December 12, 2014
Common Fund Doctrine - Recovering Attorney Fees for a Beneficiary
If a beneficiary sues a trustee and is successful, they are generally not able to recover their attorney fees from the trust. Hence, the beneficiary will have to personally bear the out-of-pocket costs.
However, an exception to this rule is when a beneficiary sues a trustee on behalf of themselves and other beneficiaries which recovers or preserves a common fund for their benefit. In such a case, the probate court has the discretion to award attorney fees from the trust to the moving beneficiary. See Estate of Gump (1982) 128 CA3d 111. This is known as the "common fund doctrine."
One reason for the common fund doctrine is to prevent the free rider program. If one beneficiary successfully sues, invariably they will expend a large sum of money on attorney fees. Yes, attorneys do not come cheap. In turn, it is quite possible that the moving party will expend all of their inheritance on attorney fees just so they can get what is arguably theirs. Conversely, the other beneficiaries, assuming they are co-equals, reap the benefits of the moving party's litigation efforts. However, they did not have to expend any funds to reap the benefit. Thereby, they can be considered "free riders" or roughly speaking a "mooch." The common fund doctrine can thus ensure that a moving beneficiary is not unfairly punished for doing a good deed.

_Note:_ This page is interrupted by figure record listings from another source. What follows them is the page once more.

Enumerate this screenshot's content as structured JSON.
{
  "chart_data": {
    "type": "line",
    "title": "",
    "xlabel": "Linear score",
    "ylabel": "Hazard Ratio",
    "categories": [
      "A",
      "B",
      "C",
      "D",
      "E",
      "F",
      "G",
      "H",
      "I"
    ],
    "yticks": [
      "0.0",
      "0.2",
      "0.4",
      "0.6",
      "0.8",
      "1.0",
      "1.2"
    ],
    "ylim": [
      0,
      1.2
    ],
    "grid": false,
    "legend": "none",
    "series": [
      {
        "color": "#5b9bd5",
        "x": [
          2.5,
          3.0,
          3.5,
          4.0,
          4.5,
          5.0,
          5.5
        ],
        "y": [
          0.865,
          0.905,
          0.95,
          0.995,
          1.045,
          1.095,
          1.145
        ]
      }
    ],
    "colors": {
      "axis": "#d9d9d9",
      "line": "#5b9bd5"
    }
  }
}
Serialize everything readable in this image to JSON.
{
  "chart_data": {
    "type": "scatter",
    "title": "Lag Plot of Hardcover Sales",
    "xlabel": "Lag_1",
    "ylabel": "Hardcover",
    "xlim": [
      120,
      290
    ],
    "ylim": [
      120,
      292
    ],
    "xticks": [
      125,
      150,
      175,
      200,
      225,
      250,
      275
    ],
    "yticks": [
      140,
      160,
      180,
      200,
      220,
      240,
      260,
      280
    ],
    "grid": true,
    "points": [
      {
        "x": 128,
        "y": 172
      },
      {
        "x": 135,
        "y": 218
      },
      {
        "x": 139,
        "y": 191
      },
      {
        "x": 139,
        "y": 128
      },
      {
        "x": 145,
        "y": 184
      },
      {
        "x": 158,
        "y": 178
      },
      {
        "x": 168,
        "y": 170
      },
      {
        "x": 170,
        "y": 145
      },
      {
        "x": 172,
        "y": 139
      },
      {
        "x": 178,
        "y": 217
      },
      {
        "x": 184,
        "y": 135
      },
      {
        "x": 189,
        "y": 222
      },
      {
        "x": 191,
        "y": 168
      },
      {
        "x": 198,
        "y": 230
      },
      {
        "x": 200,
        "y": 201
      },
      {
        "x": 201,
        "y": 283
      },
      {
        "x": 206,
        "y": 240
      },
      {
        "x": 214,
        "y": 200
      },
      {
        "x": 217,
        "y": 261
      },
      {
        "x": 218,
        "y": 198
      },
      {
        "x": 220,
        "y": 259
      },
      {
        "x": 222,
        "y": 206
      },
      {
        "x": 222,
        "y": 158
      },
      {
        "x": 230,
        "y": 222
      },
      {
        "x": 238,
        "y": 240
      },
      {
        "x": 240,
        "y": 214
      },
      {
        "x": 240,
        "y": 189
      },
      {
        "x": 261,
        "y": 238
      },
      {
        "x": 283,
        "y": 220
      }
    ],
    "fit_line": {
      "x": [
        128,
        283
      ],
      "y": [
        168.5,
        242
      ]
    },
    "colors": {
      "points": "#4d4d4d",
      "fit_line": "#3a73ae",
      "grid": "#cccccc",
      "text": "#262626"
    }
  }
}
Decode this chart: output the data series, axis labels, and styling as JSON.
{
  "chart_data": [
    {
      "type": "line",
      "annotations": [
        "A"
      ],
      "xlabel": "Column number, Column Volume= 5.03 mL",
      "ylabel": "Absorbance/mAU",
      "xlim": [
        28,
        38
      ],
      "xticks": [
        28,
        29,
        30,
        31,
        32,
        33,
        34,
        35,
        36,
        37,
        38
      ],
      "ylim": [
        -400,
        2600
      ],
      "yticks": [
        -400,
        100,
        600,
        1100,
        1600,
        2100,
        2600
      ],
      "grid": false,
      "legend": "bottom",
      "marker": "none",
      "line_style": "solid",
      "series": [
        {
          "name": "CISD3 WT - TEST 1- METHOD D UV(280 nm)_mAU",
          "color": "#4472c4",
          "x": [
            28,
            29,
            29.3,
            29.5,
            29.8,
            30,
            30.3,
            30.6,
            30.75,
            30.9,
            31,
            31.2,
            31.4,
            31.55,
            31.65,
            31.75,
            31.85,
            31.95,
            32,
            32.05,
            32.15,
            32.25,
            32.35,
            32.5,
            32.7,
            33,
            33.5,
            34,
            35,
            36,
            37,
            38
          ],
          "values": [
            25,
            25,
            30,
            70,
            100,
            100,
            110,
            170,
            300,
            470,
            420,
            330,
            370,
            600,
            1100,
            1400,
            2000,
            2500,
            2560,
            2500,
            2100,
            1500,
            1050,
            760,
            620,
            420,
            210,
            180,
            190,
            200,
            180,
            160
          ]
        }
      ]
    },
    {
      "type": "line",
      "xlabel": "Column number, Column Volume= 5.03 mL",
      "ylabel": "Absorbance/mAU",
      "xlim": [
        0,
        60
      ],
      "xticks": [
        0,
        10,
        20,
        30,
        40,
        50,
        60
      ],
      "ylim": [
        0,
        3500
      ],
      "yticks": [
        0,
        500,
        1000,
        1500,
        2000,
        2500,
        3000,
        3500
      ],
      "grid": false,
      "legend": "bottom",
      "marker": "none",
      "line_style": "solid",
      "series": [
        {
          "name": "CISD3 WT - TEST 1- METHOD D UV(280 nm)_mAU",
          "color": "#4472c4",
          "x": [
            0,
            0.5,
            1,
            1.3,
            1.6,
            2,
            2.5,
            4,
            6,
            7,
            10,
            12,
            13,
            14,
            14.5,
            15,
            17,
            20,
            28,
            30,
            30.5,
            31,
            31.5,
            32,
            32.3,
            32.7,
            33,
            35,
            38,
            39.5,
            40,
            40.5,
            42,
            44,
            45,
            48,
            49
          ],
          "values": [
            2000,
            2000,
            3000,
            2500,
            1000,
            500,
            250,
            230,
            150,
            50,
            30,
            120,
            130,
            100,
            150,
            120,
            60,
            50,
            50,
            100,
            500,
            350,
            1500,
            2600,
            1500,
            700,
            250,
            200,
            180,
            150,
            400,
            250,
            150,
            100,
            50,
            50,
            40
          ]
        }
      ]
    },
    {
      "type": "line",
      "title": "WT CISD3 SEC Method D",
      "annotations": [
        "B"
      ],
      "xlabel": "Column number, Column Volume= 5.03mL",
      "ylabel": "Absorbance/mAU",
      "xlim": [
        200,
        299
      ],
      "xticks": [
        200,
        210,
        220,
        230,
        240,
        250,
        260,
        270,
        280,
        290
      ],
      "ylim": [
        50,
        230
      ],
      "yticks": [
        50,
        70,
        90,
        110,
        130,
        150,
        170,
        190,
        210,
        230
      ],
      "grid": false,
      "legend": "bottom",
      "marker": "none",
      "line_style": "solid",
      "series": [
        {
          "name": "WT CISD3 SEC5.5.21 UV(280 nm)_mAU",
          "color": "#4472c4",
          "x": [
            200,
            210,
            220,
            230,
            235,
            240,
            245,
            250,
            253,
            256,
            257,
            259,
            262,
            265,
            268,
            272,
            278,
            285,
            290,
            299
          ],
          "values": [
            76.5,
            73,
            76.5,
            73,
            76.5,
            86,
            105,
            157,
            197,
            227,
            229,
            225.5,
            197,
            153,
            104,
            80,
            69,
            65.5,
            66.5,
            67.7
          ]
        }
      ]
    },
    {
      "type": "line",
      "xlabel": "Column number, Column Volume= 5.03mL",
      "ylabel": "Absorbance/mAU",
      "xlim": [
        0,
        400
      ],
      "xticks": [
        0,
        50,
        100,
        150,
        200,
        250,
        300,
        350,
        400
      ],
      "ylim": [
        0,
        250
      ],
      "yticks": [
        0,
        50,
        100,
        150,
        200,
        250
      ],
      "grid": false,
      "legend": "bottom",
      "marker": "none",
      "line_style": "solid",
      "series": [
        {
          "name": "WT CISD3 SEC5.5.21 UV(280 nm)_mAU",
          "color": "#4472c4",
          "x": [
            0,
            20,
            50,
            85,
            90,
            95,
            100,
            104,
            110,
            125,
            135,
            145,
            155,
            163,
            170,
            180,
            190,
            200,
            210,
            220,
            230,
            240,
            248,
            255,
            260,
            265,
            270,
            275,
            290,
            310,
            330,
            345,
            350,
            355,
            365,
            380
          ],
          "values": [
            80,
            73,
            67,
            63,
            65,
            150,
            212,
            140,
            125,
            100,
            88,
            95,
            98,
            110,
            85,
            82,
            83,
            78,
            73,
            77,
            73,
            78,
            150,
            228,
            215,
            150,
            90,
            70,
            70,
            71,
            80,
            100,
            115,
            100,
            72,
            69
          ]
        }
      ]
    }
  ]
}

In theory this sounds complicated, but is easier to grasp with a little explanation.
Assume that a rich uncle leaves behind a large estate that is to equally benefit 10 of his nieces and nephews for their lifetime. The uncle names his brother as the trustee. The principal asset of the trust is a shopping complex located in Los Gatos, CA.
The brother initially does a competent job in executing his fiduciary duties but quickly becomes overwhelmed by the responsibilities of commercial leasing. The brother becomes derelict in his duties by not enforcing lease agreements, collecting rent late and inadequately maintaining the property. This causes a substantial reduction in the amount of profit the trust reaps. This decreased profit trickles down to the nieces and nephews in the form of reduced distributions.
One nephew then decides that it would be prudent to have the trustee removed for breach of fiduciary duty and replace them with a professional fiduciary. This nephew is the only beneficiary who is wealthy enough to fund a trustee removal petition.
He hires a local probate litigation attorney and has the brother removed as trustee, albeit at the cost of $50,000. The nephew asks for reimbursement of his attorney fees, citing the benefit to the other beneficiaries. In particular, the professional fiduciary will be able to increase the amount of rent collected from the property which will equally benefit all the nieces and nephews through larger distributions.
In such a case, the nephew may receive reimbursement from the trust for their attorney fees. Although, it should be noted that this remedy is discretionary. Simply because a beneficiary petitions for it and the facts indicate that a common benefit has been achieved for the beneficiaries, such does not obligate the probate judge to award it. The probate judge has discretion to do so or not.